Now write the hitting probability $h_i^k := \mathbb{P}(X_n = k \textrm{ for some }n \geq 0 \; | \; X_0 = i)$. I believe the result would follow if I could show that

(a) wherever $i \leq k$ we have $h_i^k = 1$, and
(b) for any fixed k, we have $\lim_{i \rightarrow \infty} h_i^k = 0$

Questions: (1) Does the result indeed follow from (a) and (b)?
(2) (b) is clear. How might one show (a)?

Answer 1

In the last comment you gave all the necessary ideas for the solution, so let us summarize and formalize them.

Let us denote by $\mathscr X = \{0,1,2,\dots\}$ the state space, the set $A_k = \{0,1,2,\dots,k\}\subset \mathscr X$ and an events $$ \mathrm A_k = \{X_n \in A_k\text{ for infinitely many }n\} $$ and its complement $$ \mathrm B_k = \{\text{there is }N:X_n\in A_k^c \text{ for all }n\geq N\} $$ and note that $\mathrm B_{k+1}\subset \mathrm B_k$.
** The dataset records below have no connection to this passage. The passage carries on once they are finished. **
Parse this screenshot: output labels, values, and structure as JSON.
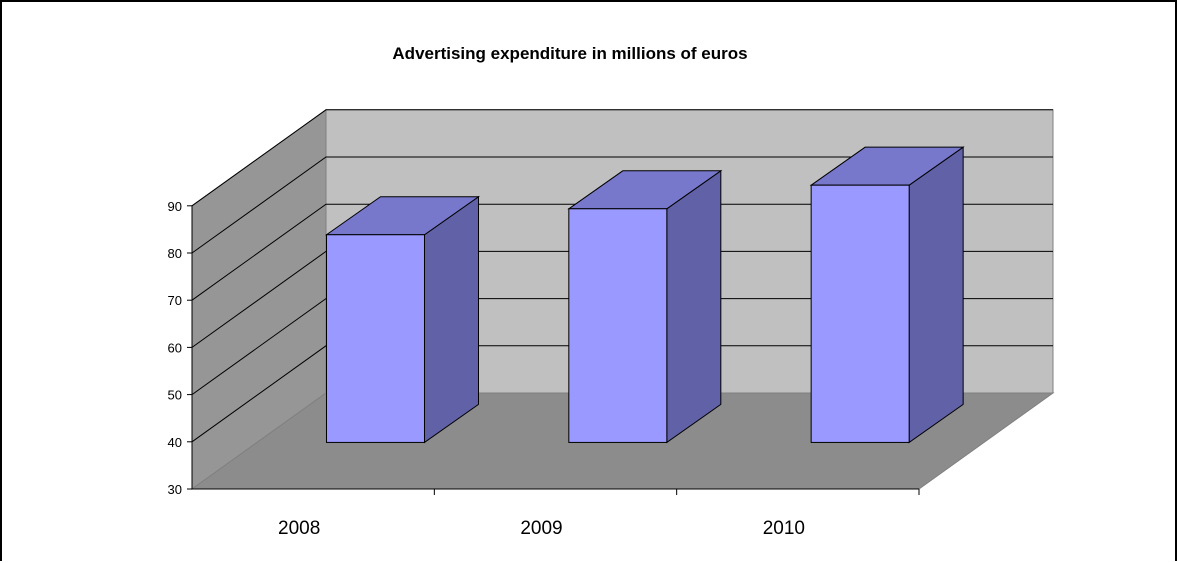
{
  "chart_data": {
    "type": "bar",
    "title": "Advertising expenditure in millions of euros",
    "categories": [
      "2008",
      "2009",
      "2010"
    ],
    "values": [
      74,
      79.5,
      84.5
    ],
    "ylim": [
      30,
      90
    ],
    "yticks": [
      "30",
      "40",
      "50",
      "60",
      "70",
      "80",
      "90"
    ],
    "grid": true,
    "style": "3d-column",
    "colors": {
      "bar_front": "#9999ff",
      "bar_top": "#7777cc",
      "bar_side": "#6161a8",
      "back_wall": "#c0c0c0",
      "side_wall": "#969696",
      "floor": "#8c8c8c"
    }
  }
}
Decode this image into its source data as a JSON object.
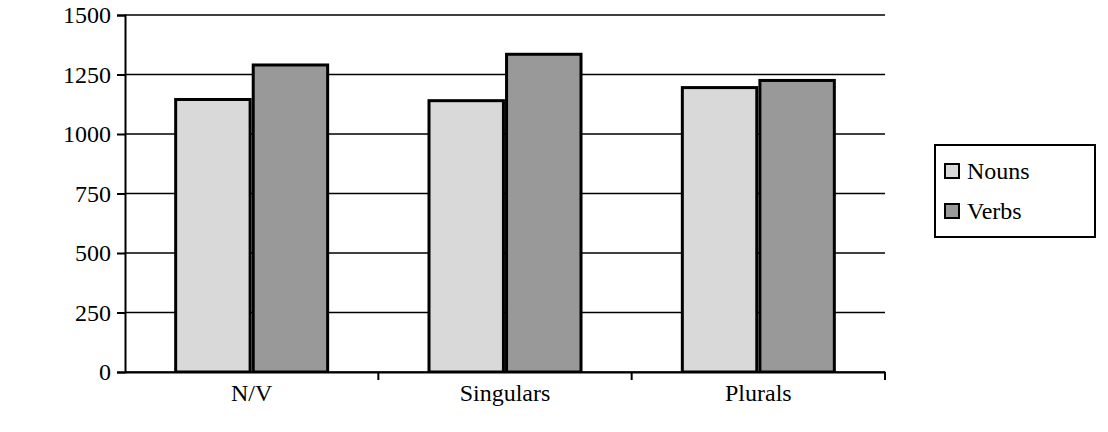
{
  "chart_data": {
    "type": "bar",
    "categories": [
      "N/V",
      "Singulars",
      "Plurals"
    ],
    "series": [
      {
        "name": "Nouns",
        "color": "#d9d9d9",
        "values": [
          1145,
          1140,
          1195
        ]
      },
      {
        "name": "Verbs",
        "color": "#999999",
        "values": [
          1290,
          1335,
          1225
        ]
      }
    ],
    "ylim": [
      0,
      1500
    ],
    "yticks": [
      0,
      250,
      500,
      750,
      1000,
      1250,
      1500
    ],
    "grid": true,
    "legend": "right"
  }
}
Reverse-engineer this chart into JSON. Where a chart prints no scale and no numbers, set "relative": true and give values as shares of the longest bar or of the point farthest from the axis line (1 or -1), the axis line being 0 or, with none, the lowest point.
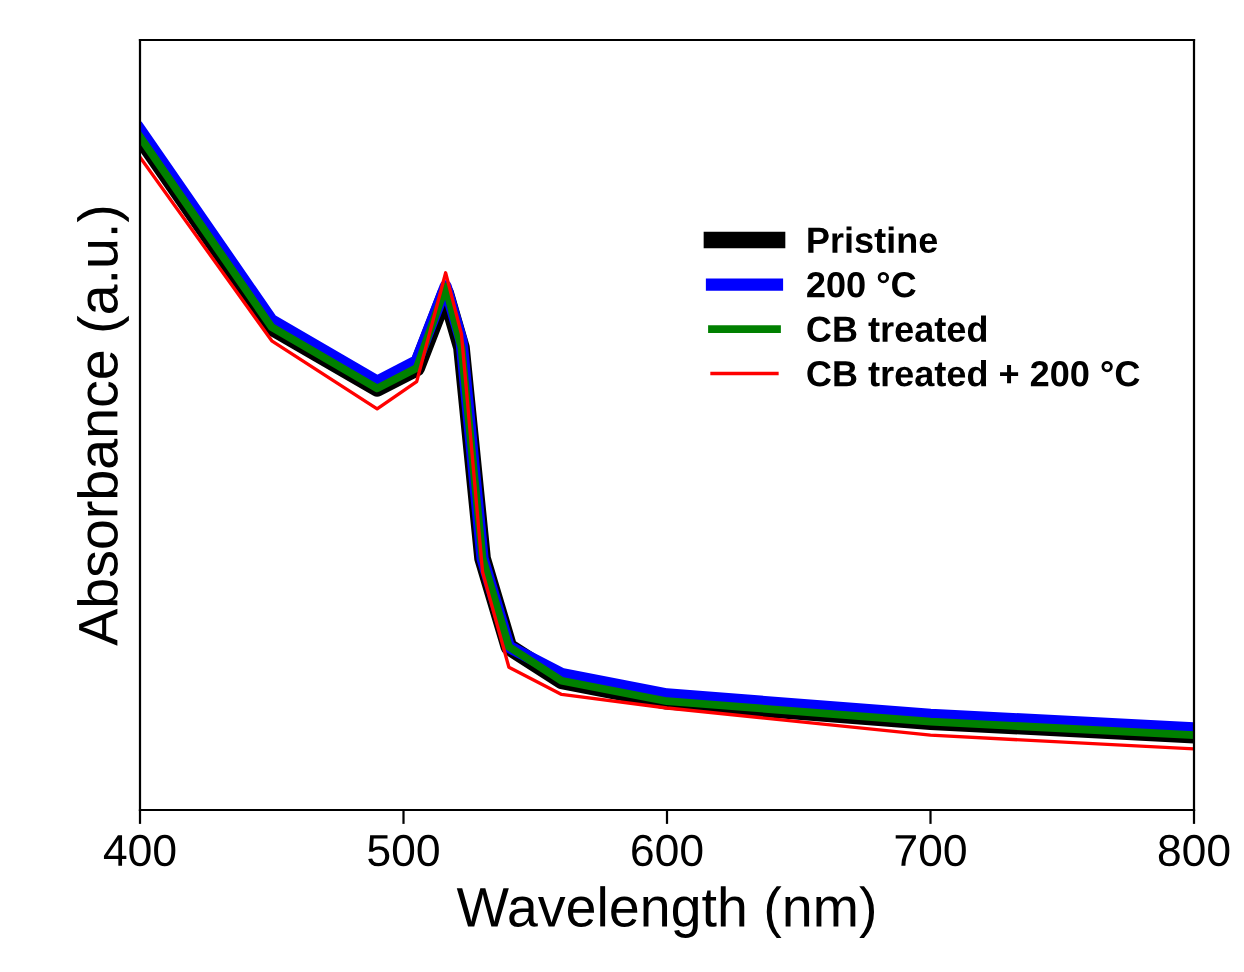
{
  "chart_data": {
    "type": "line",
    "xlabel": "Wavelength (nm)",
    "ylabel": "Absorbance (a.u.)",
    "relative": true,
    "x": [
      400,
      450,
      490,
      505,
      516,
      522,
      530,
      540,
      560,
      600,
      700,
      800
    ],
    "xlim": [
      400,
      800
    ],
    "xticks": [
      400,
      500,
      600,
      700,
      800
    ],
    "tick_labels": "x",
    "grid": false,
    "legend": "top right",
    "marker": "none",
    "line_style": "solid",
    "series": [
      {
        "name": "Pristine",
        "color": "#000000",
        "values": [
          0.99,
          0.71,
          0.62,
          0.65,
          0.76,
          0.68,
          0.37,
          0.24,
          0.19,
          0.16,
          0.13,
          0.11
        ]
      },
      {
        "name": "200 °C",
        "color": "#0000ff",
        "values": [
          1.0,
          0.72,
          0.63,
          0.66,
          0.77,
          0.69,
          0.37,
          0.24,
          0.2,
          0.17,
          0.14,
          0.12
        ]
      },
      {
        "name": "CB treated",
        "color": "#008000",
        "values": [
          0.99,
          0.71,
          0.62,
          0.65,
          0.77,
          0.68,
          0.37,
          0.24,
          0.19,
          0.16,
          0.13,
          0.11
        ]
      },
      {
        "name": "CB treated + 200 °C",
        "color": "#ff0000",
        "values": [
          0.96,
          0.69,
          0.59,
          0.63,
          0.79,
          0.7,
          0.35,
          0.21,
          0.17,
          0.15,
          0.11,
          0.09
        ]
      }
    ]
  }
}
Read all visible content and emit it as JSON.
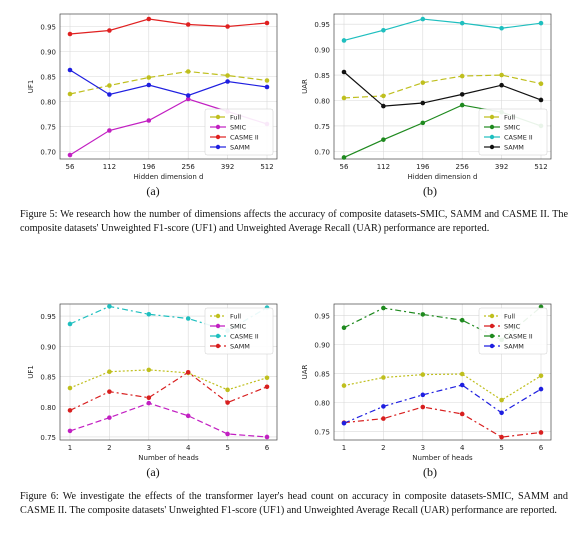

1. $\mathsf P_i$-a.s. convergence $X_n\to \infty$ means that for any $i\in\mathscr X$ it holds that $\mathsf P_i\{\mathrm B_k\} = 1$ for all $k\geq 0$ or equivalently $$ \mathsf P_i\left\{\bigcap\limits_{k=0}^\infty\mathrm B_k\right\} = \lim\limits_{k\to\infty}\mathsf P_i\{\mathrm B_k\} =1. $$

2. You've already noticed that $\mathscr X$ is a closed communicating transitive class. Thus $$ \mathsf P_i\{X_n = i\text{ for infinitely many }n\} = 0. $$ As a consequence $\mathsf P_i\{\mathrm A_k\} = 0$ since $A_k$ is finite, hence $\mathsf P_i\{\mathrm B_k\} = 1$ and $\lim\limits_{k\to\infty}\mathsf P_i\{\mathrm B_k\} =1$.